As I write this, I am in the middle of four weeks at UCross, an artists’ residency in rural Wyoming. I left New York a few days after school started; the day after I arrived was Addee’s fourth birthday. The next day was the first anniversary of September 11. The last of the sage bloom has put me in a histaminic haze. To the extent I can smell anything here in Wyoming, it smells too clean, altogether too aired-out. I miss my family, our sniffy, claustrophobic world.

My wife Lisa told me a few days ago that Addee has been saying that I am dead. Yesterday, I climbed about 450 ft. up to the top of a nearby butte (the only place I can get a strong phone signal) and asked to talk to her. Usually, a phone conversation with Addee lasts a matter of seconds before she gets distracted or her sister elbows her offline. Yesterday we talked a solid thirty-five minutes. I stayed on until she was good and ready, until I had been resurrected from the dead. She told me about her new pet fish Sweetheart (a birthday gift), about Kelly, her new best friend, about how she didn’t cry today after nap time at her new school, about Ella’s first piano lesson and latest soccer exploits. Mostly she wanted to know if I really climbed a mountain just to talk to her and did I really leave a message for her the other day from the top of that same mountain. And, of course, she was worried that I might fall off.

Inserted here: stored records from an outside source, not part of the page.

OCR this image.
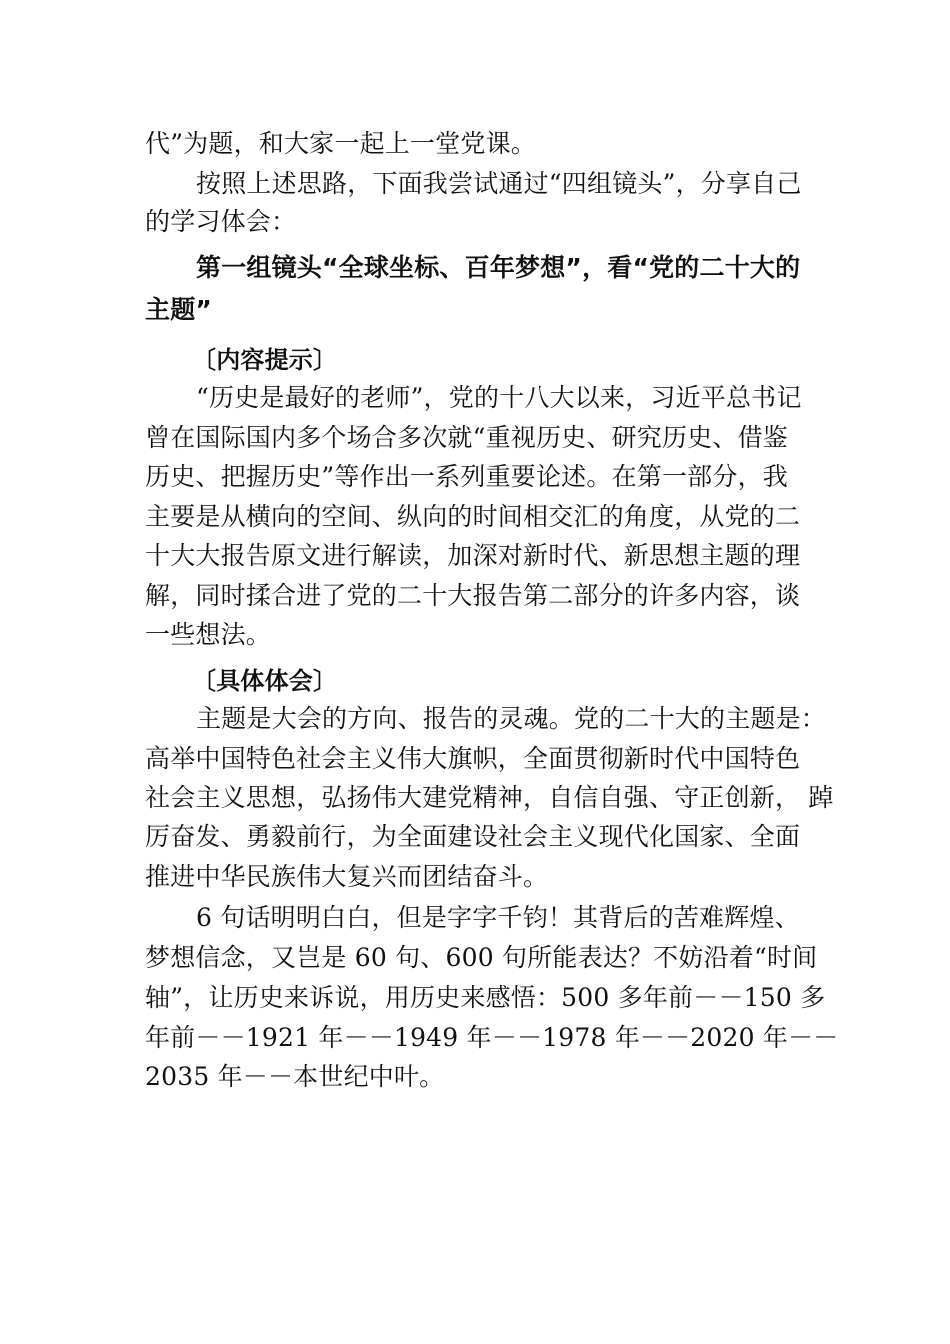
代”为题，和大家一起上一堂党课。
按照上述思路，下面我尝试通过“四组镜头”，分享自己
的学习体会：
第一组镜头“全球坐标、百年梦想”，看“党的二十大的
主题”
〔内容提示〕
“历史是最好的老师”，党的十八大以来，习近平总书记
曾在国际国内多个场合多次就“重视历史、研究历史、借鉴
历史、把握历史”等作出一系列重要论述。在第一部分，我
主要是从横向的空间、纵向的时间相交汇的角度，从党的二
十大大报告原文进行解读，加深对新时代、新思想主题的理
解，同时揉合进了党的二十大报告第二部分的许多内容，谈
一些想法。
〔具体体会〕
主题是大会的方向、报告的灵魂。党的二十大的主题是：
高举中国特色社会主义伟大旗帜，全面贯彻新时代中国特色
社会主义思想，弘扬伟大建党精神，自信自强、守正创新， 踔
厉奋发、勇毅前行，为全面建设社会主义现代化国家、全面
推进中华民族伟大复兴而团结奋斗。
6 句话明明白白，但是字字千钧！其背后的苦难辉煌、
梦想信念，又岂是 60 句、600 句所能表达？不妨沿着“时间
轴”，让历史来诉说，用历史来感悟：500 多年前－－150 多
年前－－1921 年－－1949 年－－1978 年－－2020 年－－
2035 年－－本世纪中叶。
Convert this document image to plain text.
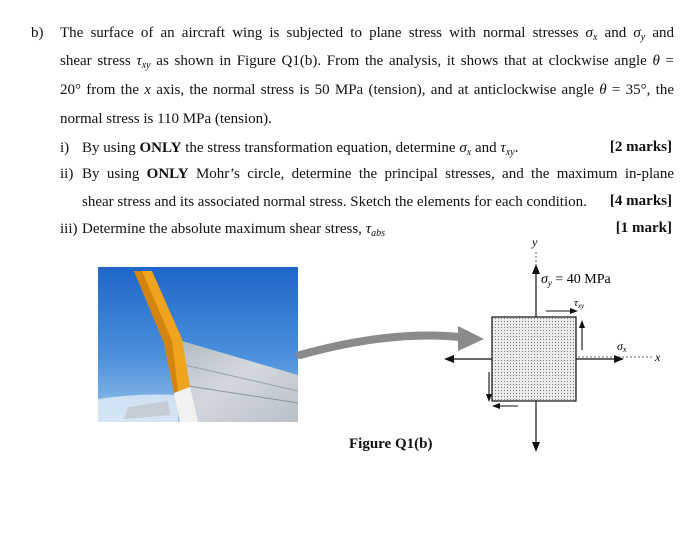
b) The surface of an aircraft wing is subjected to plane stress with normal stresses $\sigma_x$ and $\sigma_y$ and
shear stress $\tau_{xy}$ as shown in Figure Q1(b). From the analysis, it shows that at clockwise angle θ =
20° from the x axis, the normal stress is 50 MPa (tension), and at anticlockwise angle θ = 35°, the
normal stress is 110 MPa (tension).
i) By using ONLY the stress transformation equation, determine $\sigma_x$ and $\tau_{xy}$.	[2 marks]
ii) By using ONLY Mohr’s circle, determine the principal stresses, and the maximum in-plane
shear stress and its associated normal stress. Sketch the elements for each condition. [4 marks]
iii) Determine the absolute maximum shear stress, $\tau_{abs}$	[1 mark]
y
x
$\sigma_y = 40$ MPa
τxy
σx
Figure Q1(b)
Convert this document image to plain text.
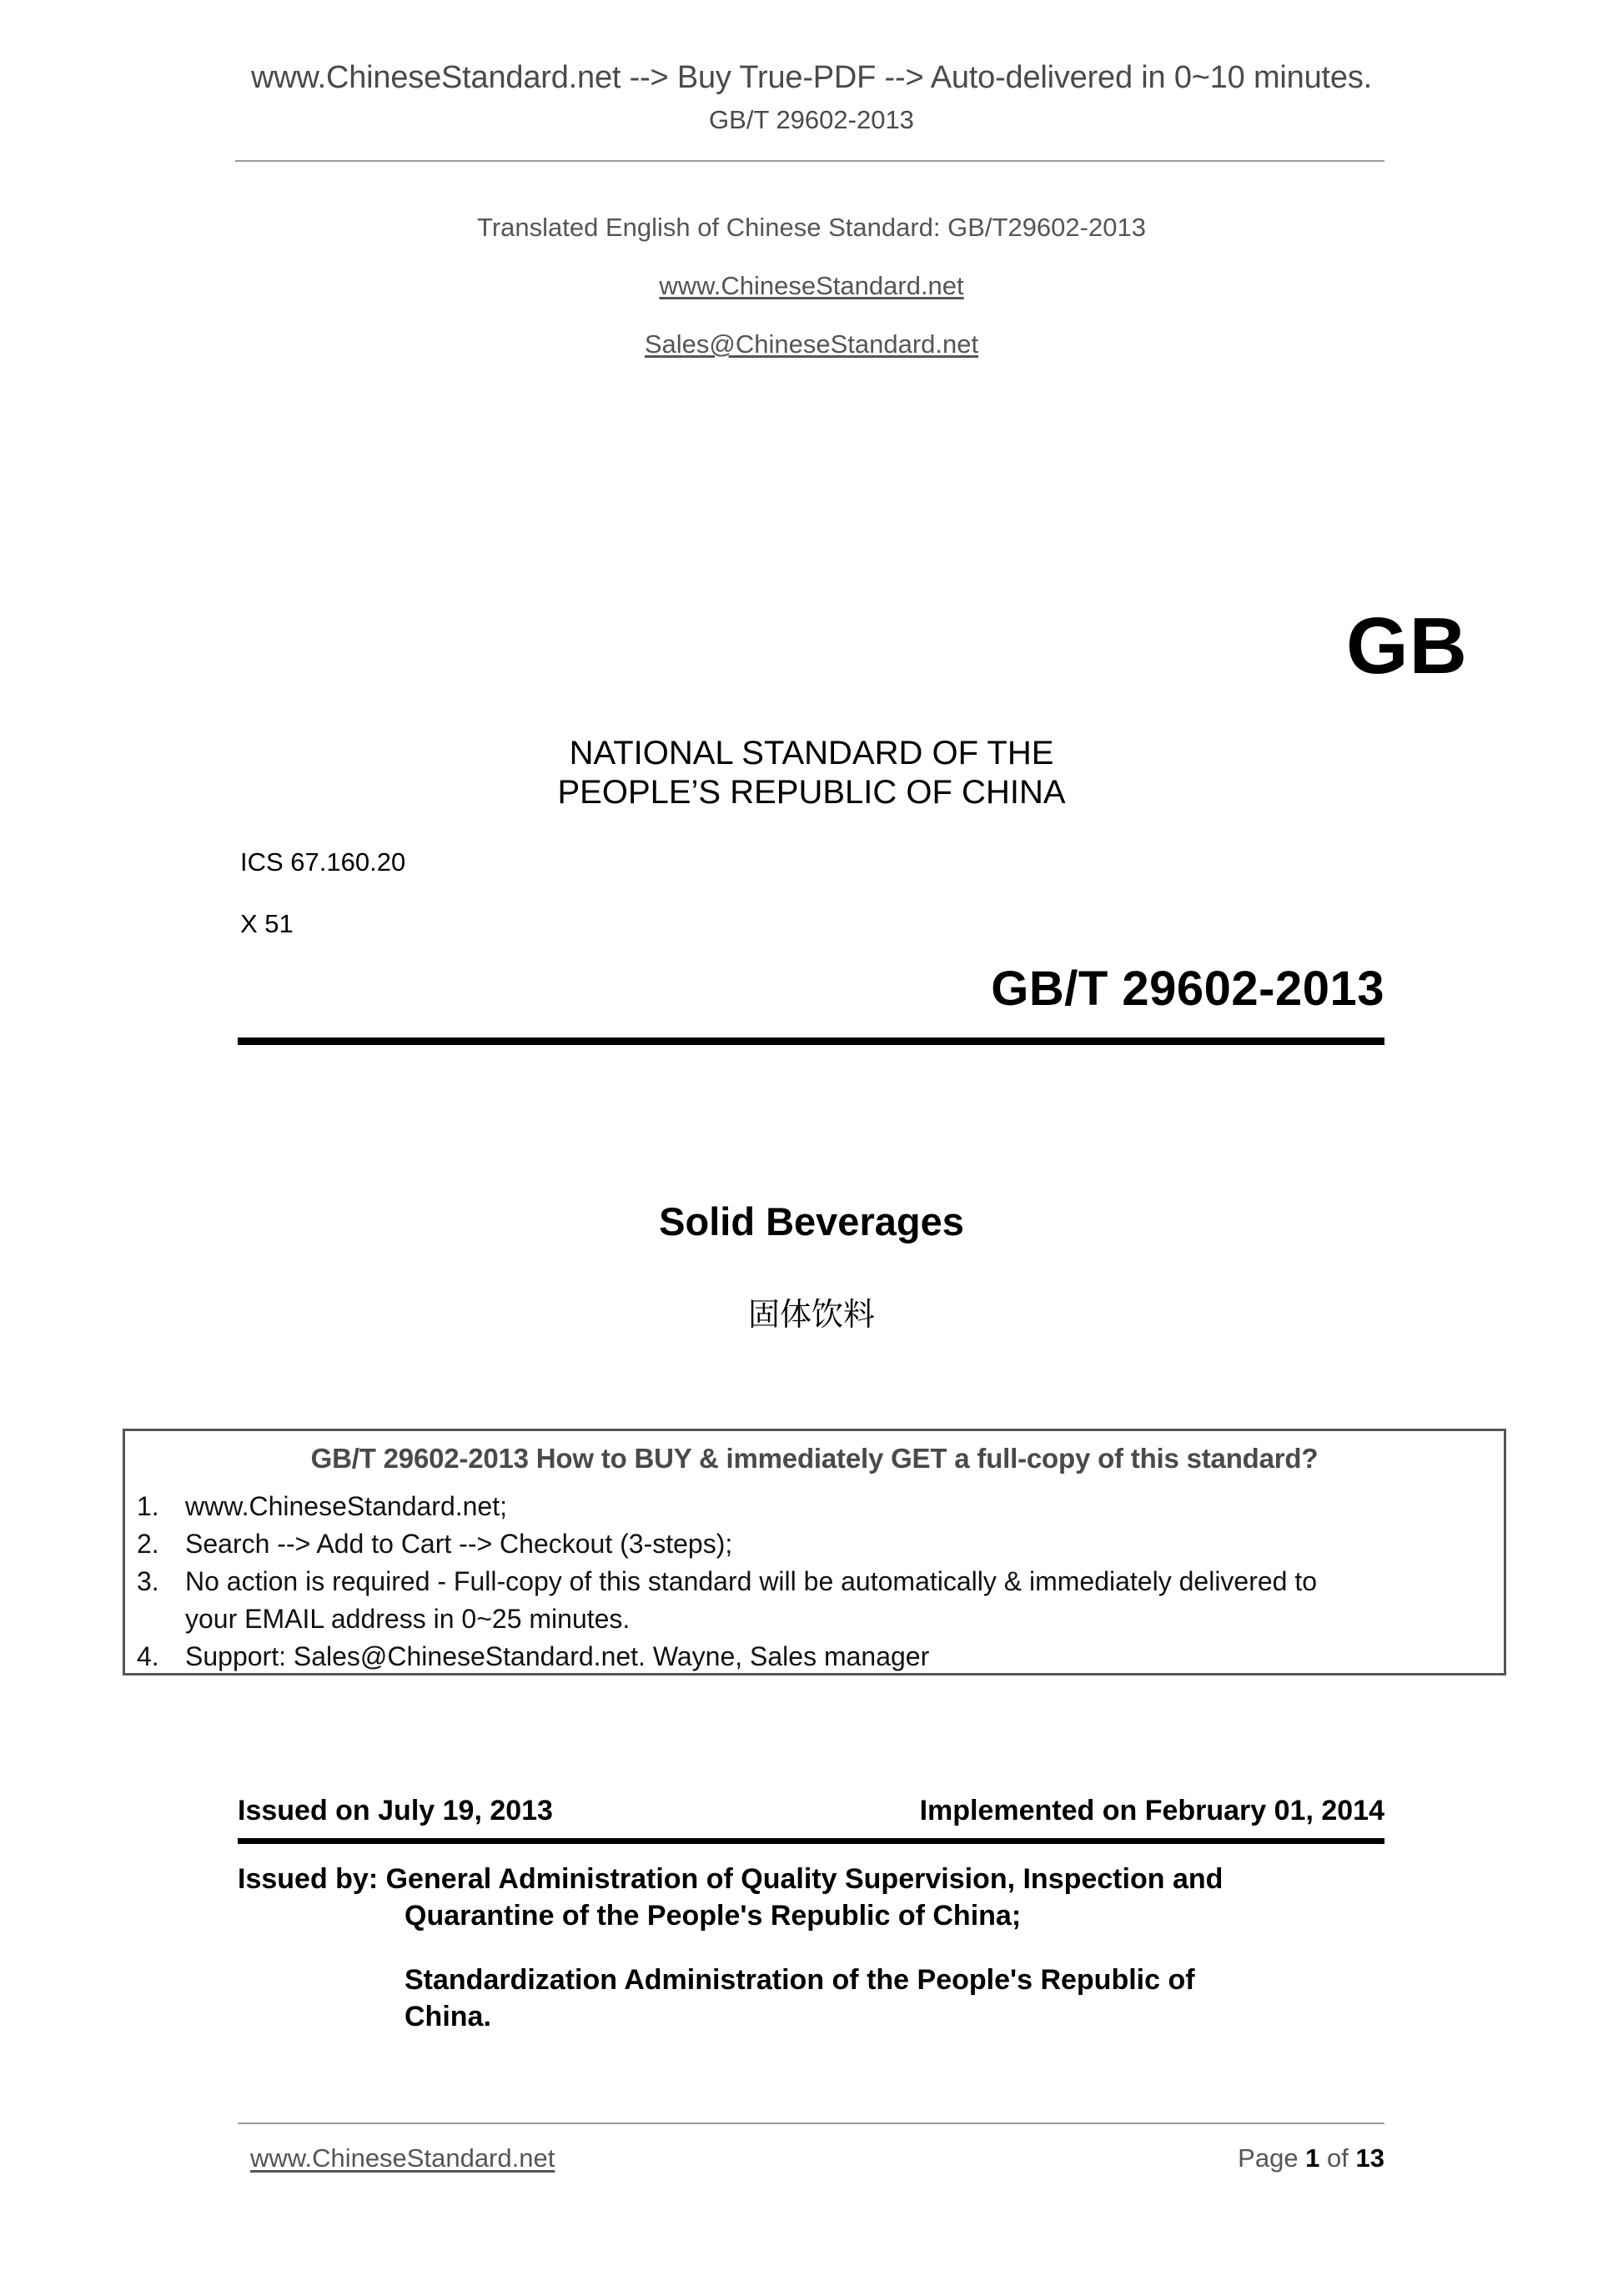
www.ChineseStandard.net --> Buy True-PDF --> Auto-delivered in 0~10 minutes.
GB/T 29602-2013
Translated English of Chinese Standard: GB/T29602-2013
www.ChineseStandard.net
Sales@ChineseStandard.net
GB
NATIONAL STANDARD OF THE
PEOPLE’S REPUBLIC OF CHINA
ICS 67.160.20
X 51
GB/T 29602-2013
Solid Beverages
固体饮料
GB/T 29602-2013 How to BUY & immediately GET a full-copy of this standard?
1. www.ChineseStandard.net;
2. Search --> Add to Cart --> Checkout (3-steps);
3. No action is required - Full-copy of this standard will be automatically & immediately delivered to
your EMAIL address in 0~25 minutes.
4. Support: Sales@ChineseStandard.net. Wayne, Sales manager
Issued on July 19, 2013	Implemented on February 01, 2014
Issued by: General Administration of Quality Supervision, Inspection and
Quarantine of the People's Republic of China;
Standardization Administration of the People's Republic of
China.
www.ChineseStandard.net	Page 1 of 13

I have been hoping to work with the kids remotely. Asking them to send me their renditions of Sweetheart, the Red Fish. And especially trying to establish email correspondences with Emmett and Ella. Predictably, it isn’t working out. The new school year has its demands, and it’s becoming clear that my kids can sniff out and kill anything resembling a project with Pops.

So this may seem like a cop-out, but my collaboration with Emmett, Ella and Adeline has turned out to be the same collaboration we have every day. We just follow each other around like a pack of Brooklyn waterfront dogs. It’s astonishing how much stuff our kids’ lives produce. Lisa and I throw virtually all of it out when they’re not looking. So I sniffed out a few choice scraps along the way and forwarded them to the magazine. I wonder what they’ll choose and I wonder if they’ll follow through on my request to toss the stuff once they’ve made 6,000 copies of it. All except for that fine piece of needlework I made. That shit is art.

On the way back from spending Rosh Hashanah down The Shore with Lisa’s family, we stopped at a Friendly’s on the Thruway for dinner. Among many other interesting diversions, the placemats had an empty circle on which we were to draw some sort of landscape. Friendly’s provided the crayons, of course. Addee insisted that each of us draw a dog with our eyes closed. Utterly unrelated to dogs or New Jersey or the Jewish High Holy Days, I was asked to contribute a panel for a quilt being made for a friend about to have twins. In Wyoming I decided to embroider the blind drawing of dogs. Key: Addee- green, Byron- tan, Ella- orange, Emmett- blue, Lisa- pink.

Byron Kim is an artist with a studio in Greenpoint, Brooklyn. Lisa Sigal (also an artist), Emmett Kim, Ella Bea Kim and Adeline Kim live with him in Park Slope.